Cost-cutting measures and efficient operations have helped U.S. shale players bounce back, said IEA. Also, new methods such as horizontal drilling and hydraulic fracturing (or fracking) could reduce the dependence of United States on foreign crude and will help the country to export domestic crude to more nations globally, said CNBC.

Picking winning oil stocks seems prudent at the moment. We have employed our proprietary Stock Screener to zero in on companies with solid Zacks Rank and other favorable parameters.

Headquartered in Houston, TX, EOG Resources, Inc. EOG is a leading upstream energy player. The company holds premium acreages in the Permian, Bakken and Eagle Ford oil shale plays in the United States.

We expect the company to report earnings growth of 157.2% and 206.9% in 2017 and 2018, respectively. EOG Resources sports a Zacks Rank #1 (Strong Buy). You can see the complete list of today’s Zacks #1 Rank stocks here.

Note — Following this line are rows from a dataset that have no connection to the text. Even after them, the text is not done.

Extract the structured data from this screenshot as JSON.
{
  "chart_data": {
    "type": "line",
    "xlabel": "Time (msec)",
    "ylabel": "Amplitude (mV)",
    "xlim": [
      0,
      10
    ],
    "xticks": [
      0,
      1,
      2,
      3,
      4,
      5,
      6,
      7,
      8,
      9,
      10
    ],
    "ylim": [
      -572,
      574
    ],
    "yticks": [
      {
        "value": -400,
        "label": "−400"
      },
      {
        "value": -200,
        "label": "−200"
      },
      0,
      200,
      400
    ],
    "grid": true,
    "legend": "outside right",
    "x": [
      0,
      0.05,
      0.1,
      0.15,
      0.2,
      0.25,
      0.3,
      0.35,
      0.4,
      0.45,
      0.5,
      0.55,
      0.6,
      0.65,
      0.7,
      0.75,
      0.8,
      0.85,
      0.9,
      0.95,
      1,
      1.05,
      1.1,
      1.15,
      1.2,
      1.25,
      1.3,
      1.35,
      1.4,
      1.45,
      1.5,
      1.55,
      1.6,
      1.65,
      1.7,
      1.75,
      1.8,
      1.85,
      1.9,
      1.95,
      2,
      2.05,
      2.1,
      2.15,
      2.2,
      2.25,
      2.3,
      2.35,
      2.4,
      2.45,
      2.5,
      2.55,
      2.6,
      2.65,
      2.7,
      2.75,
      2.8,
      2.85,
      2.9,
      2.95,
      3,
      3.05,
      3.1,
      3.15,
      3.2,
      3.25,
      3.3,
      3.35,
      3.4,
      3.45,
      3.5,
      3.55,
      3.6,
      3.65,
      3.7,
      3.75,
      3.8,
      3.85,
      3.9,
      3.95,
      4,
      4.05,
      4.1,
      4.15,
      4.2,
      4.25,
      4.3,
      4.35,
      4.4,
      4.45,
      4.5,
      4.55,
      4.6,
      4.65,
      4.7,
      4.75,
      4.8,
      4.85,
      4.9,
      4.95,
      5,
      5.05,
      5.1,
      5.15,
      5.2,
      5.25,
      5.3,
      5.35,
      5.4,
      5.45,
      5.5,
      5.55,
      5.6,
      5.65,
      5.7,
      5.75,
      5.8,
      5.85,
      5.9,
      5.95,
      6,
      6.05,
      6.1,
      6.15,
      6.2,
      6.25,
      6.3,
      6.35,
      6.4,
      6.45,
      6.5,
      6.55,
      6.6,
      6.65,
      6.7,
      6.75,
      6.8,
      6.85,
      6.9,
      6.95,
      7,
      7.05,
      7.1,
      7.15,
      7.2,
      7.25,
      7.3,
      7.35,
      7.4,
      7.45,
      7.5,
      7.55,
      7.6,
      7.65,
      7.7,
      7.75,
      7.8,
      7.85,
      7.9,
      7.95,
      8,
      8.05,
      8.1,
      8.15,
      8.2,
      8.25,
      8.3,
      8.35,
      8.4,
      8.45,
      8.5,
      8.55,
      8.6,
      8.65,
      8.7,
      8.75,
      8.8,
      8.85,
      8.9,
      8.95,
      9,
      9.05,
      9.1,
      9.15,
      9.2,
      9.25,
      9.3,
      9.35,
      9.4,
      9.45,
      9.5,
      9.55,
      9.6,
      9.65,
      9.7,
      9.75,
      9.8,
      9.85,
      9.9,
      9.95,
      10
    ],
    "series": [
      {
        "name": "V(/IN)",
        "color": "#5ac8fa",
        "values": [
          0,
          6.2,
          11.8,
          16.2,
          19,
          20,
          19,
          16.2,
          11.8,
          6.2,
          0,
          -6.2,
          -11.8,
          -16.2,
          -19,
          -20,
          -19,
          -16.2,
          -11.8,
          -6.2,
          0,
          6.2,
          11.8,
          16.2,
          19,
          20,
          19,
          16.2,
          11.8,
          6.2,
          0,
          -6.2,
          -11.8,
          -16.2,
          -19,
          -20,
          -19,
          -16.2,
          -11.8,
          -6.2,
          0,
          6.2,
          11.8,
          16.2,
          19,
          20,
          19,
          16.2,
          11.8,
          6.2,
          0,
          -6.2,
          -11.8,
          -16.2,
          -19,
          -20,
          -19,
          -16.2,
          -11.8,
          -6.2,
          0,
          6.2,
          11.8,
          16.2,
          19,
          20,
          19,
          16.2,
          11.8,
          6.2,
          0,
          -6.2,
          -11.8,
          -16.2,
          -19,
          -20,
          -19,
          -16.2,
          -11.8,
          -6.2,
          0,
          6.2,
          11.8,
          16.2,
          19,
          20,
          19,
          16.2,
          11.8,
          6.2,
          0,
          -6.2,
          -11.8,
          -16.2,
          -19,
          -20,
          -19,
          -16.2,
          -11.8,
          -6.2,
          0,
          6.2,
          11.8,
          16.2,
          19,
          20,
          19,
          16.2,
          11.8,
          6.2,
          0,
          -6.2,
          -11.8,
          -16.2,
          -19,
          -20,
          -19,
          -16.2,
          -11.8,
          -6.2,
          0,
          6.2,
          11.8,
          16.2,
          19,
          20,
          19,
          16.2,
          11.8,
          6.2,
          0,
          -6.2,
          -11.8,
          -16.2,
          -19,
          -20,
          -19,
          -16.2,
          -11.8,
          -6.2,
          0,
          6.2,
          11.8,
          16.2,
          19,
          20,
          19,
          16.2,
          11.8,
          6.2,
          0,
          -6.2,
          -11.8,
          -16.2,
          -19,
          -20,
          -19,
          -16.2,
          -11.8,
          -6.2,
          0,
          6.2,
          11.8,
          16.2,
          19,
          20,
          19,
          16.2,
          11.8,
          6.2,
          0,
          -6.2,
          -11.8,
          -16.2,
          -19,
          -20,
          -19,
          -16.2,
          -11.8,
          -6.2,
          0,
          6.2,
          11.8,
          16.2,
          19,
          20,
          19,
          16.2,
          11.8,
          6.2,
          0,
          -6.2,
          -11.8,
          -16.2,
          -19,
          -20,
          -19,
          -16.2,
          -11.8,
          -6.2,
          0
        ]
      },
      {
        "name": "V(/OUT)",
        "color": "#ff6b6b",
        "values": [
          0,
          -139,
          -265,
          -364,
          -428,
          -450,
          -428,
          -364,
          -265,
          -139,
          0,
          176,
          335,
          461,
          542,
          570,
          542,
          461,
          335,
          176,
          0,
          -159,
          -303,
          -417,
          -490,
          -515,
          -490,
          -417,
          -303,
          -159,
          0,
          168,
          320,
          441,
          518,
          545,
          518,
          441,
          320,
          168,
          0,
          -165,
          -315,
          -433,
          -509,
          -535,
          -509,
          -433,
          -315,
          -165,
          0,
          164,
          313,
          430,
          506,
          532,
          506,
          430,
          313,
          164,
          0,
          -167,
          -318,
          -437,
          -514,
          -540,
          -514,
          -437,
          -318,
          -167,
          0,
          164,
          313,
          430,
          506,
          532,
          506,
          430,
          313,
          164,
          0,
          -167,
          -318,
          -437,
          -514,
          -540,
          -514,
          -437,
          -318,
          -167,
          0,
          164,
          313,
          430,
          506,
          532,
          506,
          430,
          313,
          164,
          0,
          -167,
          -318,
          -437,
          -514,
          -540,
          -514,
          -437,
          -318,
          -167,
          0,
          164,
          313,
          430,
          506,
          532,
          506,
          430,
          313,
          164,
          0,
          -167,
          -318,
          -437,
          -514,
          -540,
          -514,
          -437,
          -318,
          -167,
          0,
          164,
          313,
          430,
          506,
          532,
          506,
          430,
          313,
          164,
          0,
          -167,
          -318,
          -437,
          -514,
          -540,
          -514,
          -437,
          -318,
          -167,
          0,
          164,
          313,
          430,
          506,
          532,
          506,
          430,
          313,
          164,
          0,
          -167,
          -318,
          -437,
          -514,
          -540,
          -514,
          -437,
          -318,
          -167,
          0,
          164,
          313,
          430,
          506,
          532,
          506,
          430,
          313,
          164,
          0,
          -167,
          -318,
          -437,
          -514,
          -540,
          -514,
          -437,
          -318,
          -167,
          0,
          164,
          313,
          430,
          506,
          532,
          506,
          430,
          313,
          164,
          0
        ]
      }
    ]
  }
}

Continental Resources, Inc. CLR, based in Oklahoma City, OK, is an exploration player with a focus on Bakken shale resources. The company posted an average positive earnings surprise of 69.5% for the last four quarters.

The Zacks #1 Ranked player will likely post year-over-year earnings growth of 139.8% and 294.7% in 2017 and 2018, respectively.

Headquartered in Irving, TX, Pioneer Natural Resources Company PXD conducts upstream operations in premium resources in Eagle Ford Shale play. The firm surpassed the Zacks Consensus Estimate for earnings in all the prior four quarters, the average positive earnings surprise being 67.6%.

Pioneer Natural sports a Zacks Rank #1.

Matador Resources Company MTDR, headquartered in Dallas, TX, is a leading upstream firm with operations in the prospective Eagle Ford shale play.

The company, with a Zacks Rank of 1, beat the Zacks Consensus Estimate for earnings in three of the last four quarters, the average positive surprise being 34.7%.